What makes Fowler different from us, however, is language. In her hands, words make anguish palpable, sadness tangible, struggle imperative. As an author, Fowler is able to make sense of her life, and, in so doing, help us make sense of ours. "When Katie Wakes" may well be the most brutally coarse and ugly memoir you will ever read, but, at the same time, one of the most beautiful and impassioned pleas for individual integrity and indomitability ever composed. It is nothing less than a masterpiece.

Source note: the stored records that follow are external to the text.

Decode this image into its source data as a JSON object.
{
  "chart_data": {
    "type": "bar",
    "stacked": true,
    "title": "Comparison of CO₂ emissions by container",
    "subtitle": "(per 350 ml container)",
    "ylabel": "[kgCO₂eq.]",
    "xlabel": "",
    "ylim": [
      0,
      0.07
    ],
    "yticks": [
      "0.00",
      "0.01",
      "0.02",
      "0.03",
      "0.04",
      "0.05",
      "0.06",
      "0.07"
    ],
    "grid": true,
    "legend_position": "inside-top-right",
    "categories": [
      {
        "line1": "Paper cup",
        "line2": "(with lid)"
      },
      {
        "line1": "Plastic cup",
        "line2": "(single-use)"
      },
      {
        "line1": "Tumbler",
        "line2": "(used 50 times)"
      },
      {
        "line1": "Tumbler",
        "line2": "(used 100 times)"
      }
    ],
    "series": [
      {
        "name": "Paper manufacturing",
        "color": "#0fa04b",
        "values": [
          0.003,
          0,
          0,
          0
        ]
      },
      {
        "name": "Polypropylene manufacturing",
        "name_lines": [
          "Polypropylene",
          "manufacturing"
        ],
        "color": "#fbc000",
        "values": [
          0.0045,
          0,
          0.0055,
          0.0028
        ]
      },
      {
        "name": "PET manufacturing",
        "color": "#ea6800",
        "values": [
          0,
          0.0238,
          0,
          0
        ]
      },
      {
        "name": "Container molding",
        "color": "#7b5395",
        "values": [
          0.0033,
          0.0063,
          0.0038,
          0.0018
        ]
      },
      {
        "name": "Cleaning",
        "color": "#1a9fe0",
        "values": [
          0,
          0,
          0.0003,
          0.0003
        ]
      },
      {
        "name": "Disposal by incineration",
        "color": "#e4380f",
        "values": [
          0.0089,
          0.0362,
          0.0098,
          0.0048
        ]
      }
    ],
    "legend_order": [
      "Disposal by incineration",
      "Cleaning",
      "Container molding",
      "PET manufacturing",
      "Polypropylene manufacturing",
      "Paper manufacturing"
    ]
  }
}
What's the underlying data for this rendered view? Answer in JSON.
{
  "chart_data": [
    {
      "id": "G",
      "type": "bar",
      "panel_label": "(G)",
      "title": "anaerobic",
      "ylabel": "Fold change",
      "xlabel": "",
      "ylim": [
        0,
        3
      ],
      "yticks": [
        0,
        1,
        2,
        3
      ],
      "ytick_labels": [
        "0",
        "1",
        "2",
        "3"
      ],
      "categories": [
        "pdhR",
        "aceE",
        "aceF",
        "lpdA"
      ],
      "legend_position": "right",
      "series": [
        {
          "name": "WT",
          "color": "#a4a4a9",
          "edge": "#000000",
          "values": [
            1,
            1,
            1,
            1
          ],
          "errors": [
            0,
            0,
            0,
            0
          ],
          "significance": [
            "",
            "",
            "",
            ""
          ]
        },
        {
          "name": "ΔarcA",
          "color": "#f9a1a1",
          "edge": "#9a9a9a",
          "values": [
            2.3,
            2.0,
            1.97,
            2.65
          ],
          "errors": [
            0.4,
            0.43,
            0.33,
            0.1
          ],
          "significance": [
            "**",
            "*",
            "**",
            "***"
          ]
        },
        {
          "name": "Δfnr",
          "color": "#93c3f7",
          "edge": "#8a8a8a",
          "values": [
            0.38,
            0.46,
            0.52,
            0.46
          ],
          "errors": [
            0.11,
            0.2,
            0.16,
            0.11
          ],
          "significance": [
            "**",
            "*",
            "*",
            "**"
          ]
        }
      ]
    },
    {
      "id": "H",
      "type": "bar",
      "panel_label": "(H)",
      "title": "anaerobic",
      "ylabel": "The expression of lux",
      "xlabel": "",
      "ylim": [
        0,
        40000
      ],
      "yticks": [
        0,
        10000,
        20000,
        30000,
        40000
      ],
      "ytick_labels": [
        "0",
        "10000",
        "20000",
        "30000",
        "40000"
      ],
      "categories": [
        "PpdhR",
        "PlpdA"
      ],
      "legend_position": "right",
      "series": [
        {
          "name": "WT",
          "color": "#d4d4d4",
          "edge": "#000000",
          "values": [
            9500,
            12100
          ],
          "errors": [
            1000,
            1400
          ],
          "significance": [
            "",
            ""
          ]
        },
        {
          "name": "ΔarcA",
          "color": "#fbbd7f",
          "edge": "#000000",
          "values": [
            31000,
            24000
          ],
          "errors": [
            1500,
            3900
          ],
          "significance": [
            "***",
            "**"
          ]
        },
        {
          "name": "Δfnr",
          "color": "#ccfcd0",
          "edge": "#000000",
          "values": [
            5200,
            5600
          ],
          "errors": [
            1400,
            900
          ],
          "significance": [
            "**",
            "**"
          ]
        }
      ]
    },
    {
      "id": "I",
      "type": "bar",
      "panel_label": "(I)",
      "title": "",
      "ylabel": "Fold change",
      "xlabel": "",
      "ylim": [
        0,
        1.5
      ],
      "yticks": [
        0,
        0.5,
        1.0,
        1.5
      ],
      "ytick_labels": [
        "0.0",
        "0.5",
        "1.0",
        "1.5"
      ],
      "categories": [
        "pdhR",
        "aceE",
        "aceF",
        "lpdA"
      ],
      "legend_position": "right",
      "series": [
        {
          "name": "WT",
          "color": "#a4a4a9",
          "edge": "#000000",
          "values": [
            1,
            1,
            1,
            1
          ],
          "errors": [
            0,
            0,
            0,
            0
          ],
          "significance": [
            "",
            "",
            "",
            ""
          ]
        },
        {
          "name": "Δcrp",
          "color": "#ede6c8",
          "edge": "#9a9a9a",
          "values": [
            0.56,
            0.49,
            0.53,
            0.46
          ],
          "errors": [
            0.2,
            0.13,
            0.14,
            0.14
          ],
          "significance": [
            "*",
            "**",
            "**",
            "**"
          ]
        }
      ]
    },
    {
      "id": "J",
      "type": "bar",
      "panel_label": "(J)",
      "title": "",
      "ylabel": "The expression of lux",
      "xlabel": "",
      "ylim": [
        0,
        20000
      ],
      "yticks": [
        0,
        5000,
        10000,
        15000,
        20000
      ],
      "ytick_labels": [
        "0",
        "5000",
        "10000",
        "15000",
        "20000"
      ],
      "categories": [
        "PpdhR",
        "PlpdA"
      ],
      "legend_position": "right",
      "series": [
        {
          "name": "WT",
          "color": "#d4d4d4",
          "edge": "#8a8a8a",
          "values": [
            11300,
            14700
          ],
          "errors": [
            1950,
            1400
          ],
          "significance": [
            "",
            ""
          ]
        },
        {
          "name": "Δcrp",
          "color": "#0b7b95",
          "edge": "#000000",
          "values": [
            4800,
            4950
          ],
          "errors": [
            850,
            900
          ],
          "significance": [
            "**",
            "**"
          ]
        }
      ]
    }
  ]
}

Though Ms. Fowler credits her adoption of a loyal and loving dog, Katie, as the symbolic act of reclamation and reaffirmation of life, she sells herself far short. The grandchild and child of abused women, the child Fowler becomes the target of her drunken mother's rage. The Fowler children become adept actors, hiding the shame of family disgrace and brutality under the veneer of achievement. Keeping verbal assaults invisble, preventing others from recognizing the constant physical beatings absorbed by Mama, Connie's family life resembled "smoke and mirrors, deception and shame." A "wall of silence" shrouded suffering. As a child, Connie received sustenance from words and books, and her resultant triumph as an adult vindicates her choice. Her older sister, however, absorbs and internalizes the viciousness of her home, and, consequently, develops anorexia as an adult.

In a remarkable self-portrait, Fowler describes a wretched adult woman, unloved, unlovable, disgusting and repulsive. Her self-hatred is "untainted and unhinged." She believes herself "so ugly" that only an abusive, impotent, failed radio celebrity would be willing to love her. Yet, there is not a single note of self-pity in this wrenching memoir. Fowler reminds us that her mother's life, obliterated from a childhood rape, transcends her own in loss. Mama was "an angry woman who believed life had let her down. And it had." From disappointment to the target of her own husband's physical abuse, Fowler's mother recirculates and intensfies the pain, deliberately deflecting it on her children.

As a young woman, Fowler has not escaped her mother's imprint. Indeed, her chosen partner encapsulates her mother's jagged opinion. Tense is irrelevant when Fowler hears herself described as "stupid," or "an ungrateful whore," or a "lousy excuse" of a lover or daughter. When she hears her mother decry her existence, "I wish...I had died the day you were born," Fowler must come to grips with an essential life choice: descent into emotional self-immolation or ascent into a struggle for life and affirmation.

"When Katie Wakes" bravely portrays Fowler's battle for identity and wholeness. Her steadfast determination to "take responsibility for my own happiness, for my own sense of self-worth" is the best medicine for any person struggling to make sense of inner turmoil and despair. When she proclaims her need to discover "what my placer in the world should be," she speaks for any person on the cusp of a life-altering decision searching for the courage to embrace life's potential. This emotion-laden memoir is eloquent testimony to the ability of one person to wrestle life from death, hope from despair, the future from the past.